Big Life believes that when conservation supports people, people support conservation. It works with local communities in Southern Kenya and Northern Tanzania to prevent illegal killing of wild animals. Here one of the largest elephant populations in East Africa is under constant pressure from ivory poaching and retaliatory killing by farmers or pastoralists. The precious black rhinos are at risk of being killed for their horns. Predators like lion and hyena also suffer retaliatory attacks, and many other species are hunted as bushmeat.

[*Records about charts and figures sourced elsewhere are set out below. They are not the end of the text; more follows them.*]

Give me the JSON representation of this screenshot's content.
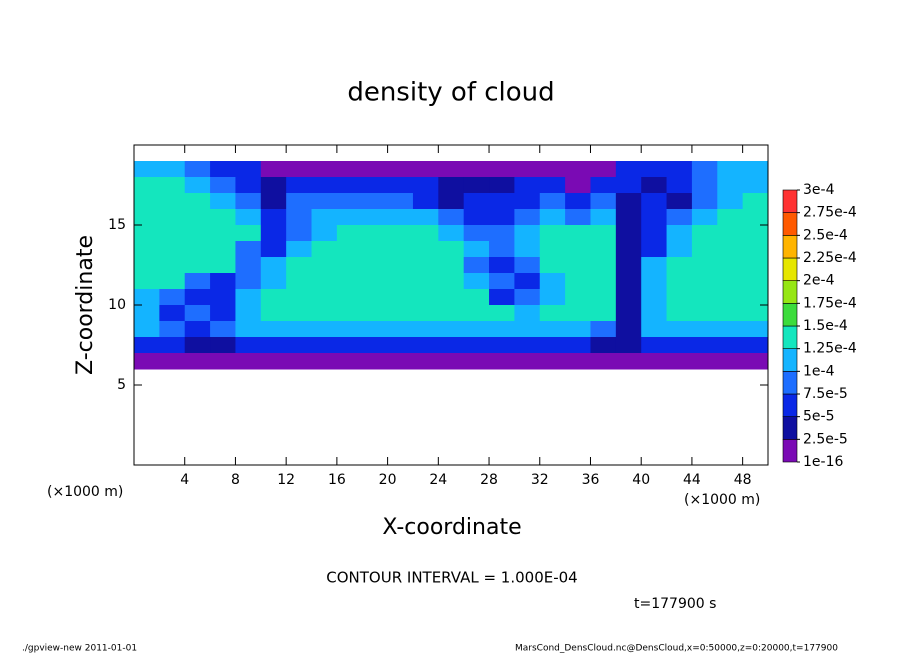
{
  "chart_data": {
    "type": "heatmap",
    "title": "density of cloud",
    "x_label": "X-coordinate",
    "y_label": "Z-coordinate",
    "x_unit_left": "(×1000 m)",
    "x_unit_right": "(×1000 m)",
    "contour_note": "CONTOUR INTERVAL = 1.000E-04",
    "time_note": "t=177900 s",
    "footer_left": "./gpview-new  2011-01-01",
    "footer_right": "MarsCond_DensCloud.nc@DensCloud,x=0:50000,z=0:20000,t=177900",
    "xlim": [
      0,
      50
    ],
    "ylim": [
      0,
      20
    ],
    "xticks": [
      4,
      8,
      12,
      16,
      20,
      24,
      28,
      32,
      36,
      40,
      44,
      48
    ],
    "yticks": [
      5,
      10,
      15
    ],
    "x": [
      1,
      3,
      5,
      7,
      9,
      11,
      13,
      15,
      17,
      19,
      21,
      23,
      25,
      27,
      29,
      31,
      33,
      35,
      37,
      39,
      41,
      43,
      45,
      47,
      49
    ],
    "y": [
      18.5,
      17.5,
      16.5,
      15.5,
      14.5,
      13.5,
      12.5,
      11.5,
      10.5,
      9.5,
      8.5,
      7.5,
      6.5
    ],
    "values": [
      [
        0.00011,
        0.00011,
        9e-05,
        6e-05,
        6e-05,
        1e-05,
        1e-05,
        1e-05,
        1e-05,
        1e-05,
        1e-05,
        1e-05,
        1e-05,
        1e-05,
        1e-05,
        1e-05,
        1e-05,
        1e-05,
        1e-05,
        6e-05,
        6e-05,
        6e-05,
        9e-05,
        0.00011,
        0.00011
      ],
      [
        0.00014,
        0.00014,
        0.00011,
        9e-05,
        6e-05,
        4e-05,
        6e-05,
        6e-05,
        6e-05,
        6e-05,
        6e-05,
        6e-05,
        4e-05,
        4e-05,
        4e-05,
        6e-05,
        6e-05,
        1e-05,
        6e-05,
        6e-05,
        4e-05,
        6e-05,
        9e-05,
        0.00011,
        0.00011
      ],
      [
        0.00014,
        0.00014,
        0.00014,
        0.00011,
        9e-05,
        4e-05,
        9e-05,
        9e-05,
        9e-05,
        9e-05,
        9e-05,
        6e-05,
        4e-05,
        6e-05,
        6e-05,
        6e-05,
        9e-05,
        6e-05,
        9e-05,
        4e-05,
        6e-05,
        4e-05,
        9e-05,
        0.00011,
        0.00014
      ],
      [
        0.00014,
        0.00014,
        0.00014,
        0.00014,
        0.00011,
        6e-05,
        9e-05,
        0.00011,
        0.00011,
        0.00011,
        0.00011,
        0.00011,
        9e-05,
        6e-05,
        6e-05,
        9e-05,
        0.00011,
        9e-05,
        0.00011,
        4e-05,
        6e-05,
        9e-05,
        0.00011,
        0.00014,
        0.00014
      ],
      [
        0.00014,
        0.00014,
        0.00014,
        0.00014,
        0.00014,
        6e-05,
        9e-05,
        0.00011,
        0.00014,
        0.00014,
        0.00014,
        0.00014,
        0.00011,
        9e-05,
        9e-05,
        0.00011,
        0.00014,
        0.00014,
        0.00014,
        4e-05,
        6e-05,
        0.00011,
        0.00014,
        0.00014,
        0.00014
      ],
      [
        0.00014,
        0.00014,
        0.00014,
        0.00014,
        9e-05,
        6e-05,
        0.00011,
        0.00014,
        0.00014,
        0.00014,
        0.00014,
        0.00014,
        0.00014,
        0.00011,
        9e-05,
        0.00011,
        0.00014,
        0.00014,
        0.00014,
        4e-05,
        6e-05,
        0.00011,
        0.00014,
        0.00014,
        0.00014
      ],
      [
        0.00014,
        0.00014,
        0.00014,
        0.00014,
        9e-05,
        0.00011,
        0.00014,
        0.00014,
        0.00014,
        0.00014,
        0.00014,
        0.00014,
        0.00014,
        9e-05,
        6e-05,
        9e-05,
        0.00014,
        0.00014,
        0.00014,
        4e-05,
        0.00011,
        0.00014,
        0.00014,
        0.00014,
        0.00014
      ],
      [
        0.00014,
        0.00014,
        9e-05,
        6e-05,
        9e-05,
        0.00011,
        0.00014,
        0.00014,
        0.00014,
        0.00014,
        0.00014,
        0.00014,
        0.00014,
        0.00011,
        9e-05,
        6e-05,
        0.00011,
        0.00014,
        0.00014,
        4e-05,
        0.00011,
        0.00014,
        0.00014,
        0.00014,
        0.00014
      ],
      [
        0.00011,
        9e-05,
        6e-05,
        6e-05,
        0.00011,
        0.00014,
        0.00014,
        0.00014,
        0.00014,
        0.00014,
        0.00014,
        0.00014,
        0.00014,
        0.00014,
        6e-05,
        9e-05,
        0.00011,
        0.00014,
        0.00014,
        4e-05,
        0.00011,
        0.00014,
        0.00014,
        0.00014,
        0.00014
      ],
      [
        0.00011,
        6e-05,
        9e-05,
        6e-05,
        0.00011,
        0.00014,
        0.00014,
        0.00014,
        0.00014,
        0.00014,
        0.00014,
        0.00014,
        0.00014,
        0.00014,
        0.00014,
        0.00011,
        0.00014,
        0.00014,
        0.00014,
        4e-05,
        0.00011,
        0.00014,
        0.00014,
        0.00014,
        0.00014
      ],
      [
        0.00011,
        9e-05,
        6e-05,
        9e-05,
        0.00011,
        0.00011,
        0.00011,
        0.00011,
        0.00011,
        0.00011,
        0.00011,
        0.00011,
        0.00011,
        0.00011,
        0.00011,
        0.00011,
        0.00011,
        0.00011,
        9e-05,
        4e-05,
        0.00011,
        0.00011,
        0.00011,
        0.00011,
        0.00011
      ],
      [
        6e-05,
        6e-05,
        4e-05,
        4e-05,
        6e-05,
        6e-05,
        6e-05,
        6e-05,
        6e-05,
        6e-05,
        6e-05,
        6e-05,
        6e-05,
        6e-05,
        6e-05,
        6e-05,
        6e-05,
        6e-05,
        4e-05,
        4e-05,
        6e-05,
        6e-05,
        6e-05,
        6e-05,
        6e-05
      ],
      [
        1e-05,
        1e-05,
        1e-05,
        1e-05,
        1e-05,
        1e-05,
        1e-05,
        1e-05,
        1e-05,
        1e-05,
        1e-05,
        1e-05,
        1e-05,
        1e-05,
        1e-05,
        1e-05,
        1e-05,
        1e-05,
        1e-05,
        1e-05,
        1e-05,
        1e-05,
        1e-05,
        1e-05,
        1e-05
      ]
    ],
    "levels": [
      {
        "value": 1e-16,
        "label": "1e-16"
      },
      {
        "value": 2.5e-05,
        "label": "2.5e-5"
      },
      {
        "value": 5e-05,
        "label": "5e-5"
      },
      {
        "value": 7.5e-05,
        "label": "7.5e-5"
      },
      {
        "value": 0.0001,
        "label": "1e-4"
      },
      {
        "value": 0.000125,
        "label": "1.25e-4"
      },
      {
        "value": 0.00015,
        "label": "1.5e-4"
      },
      {
        "value": 0.000175,
        "label": "1.75e-4"
      },
      {
        "value": 0.0002,
        "label": "2e-4"
      },
      {
        "value": 0.000225,
        "label": "2.25e-4"
      },
      {
        "value": 0.00025,
        "label": "2.5e-4"
      },
      {
        "value": 0.000275,
        "label": "2.75e-4"
      },
      {
        "value": 0.0003,
        "label": "3e-4"
      }
    ],
    "colors": [
      "#7a0ab4",
      "#0f0fa0",
      "#0a28e6",
      "#1e6eff",
      "#14b4ff",
      "#14e6be",
      "#3cdc3c",
      "#96e614",
      "#e6e600",
      "#ffb400",
      "#ff5a00",
      "#ff3232",
      "#ff8c8c"
    ]
  }
}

Big Life creates conservation-based benefits for people. It has become the largest single employer in the area. Local staff conduct monitoring and anti-poaching patrols from 31 outposts and 15 vehicles, leading to a dramatic decline in poaching since 2010. Monitoring efforts are enhanced with aerial surveys, whilst tracking dogs are used to hunt down poachers. Farmers and herders are compensated for losses caused by wildlife. At the same time, education is supported within communities through funds for teacher salaries and student bursaries.
Tusk has supported Big Life for many years, helping it to establish the broad patrol network that it currently operates. The impressive drop in poaching across its area of operation shows how effective this work has been.
But still there are places where patrols must be intensified or expanded. More support is needed for this crucial project to reach all areas of the huge habitat it is protecting.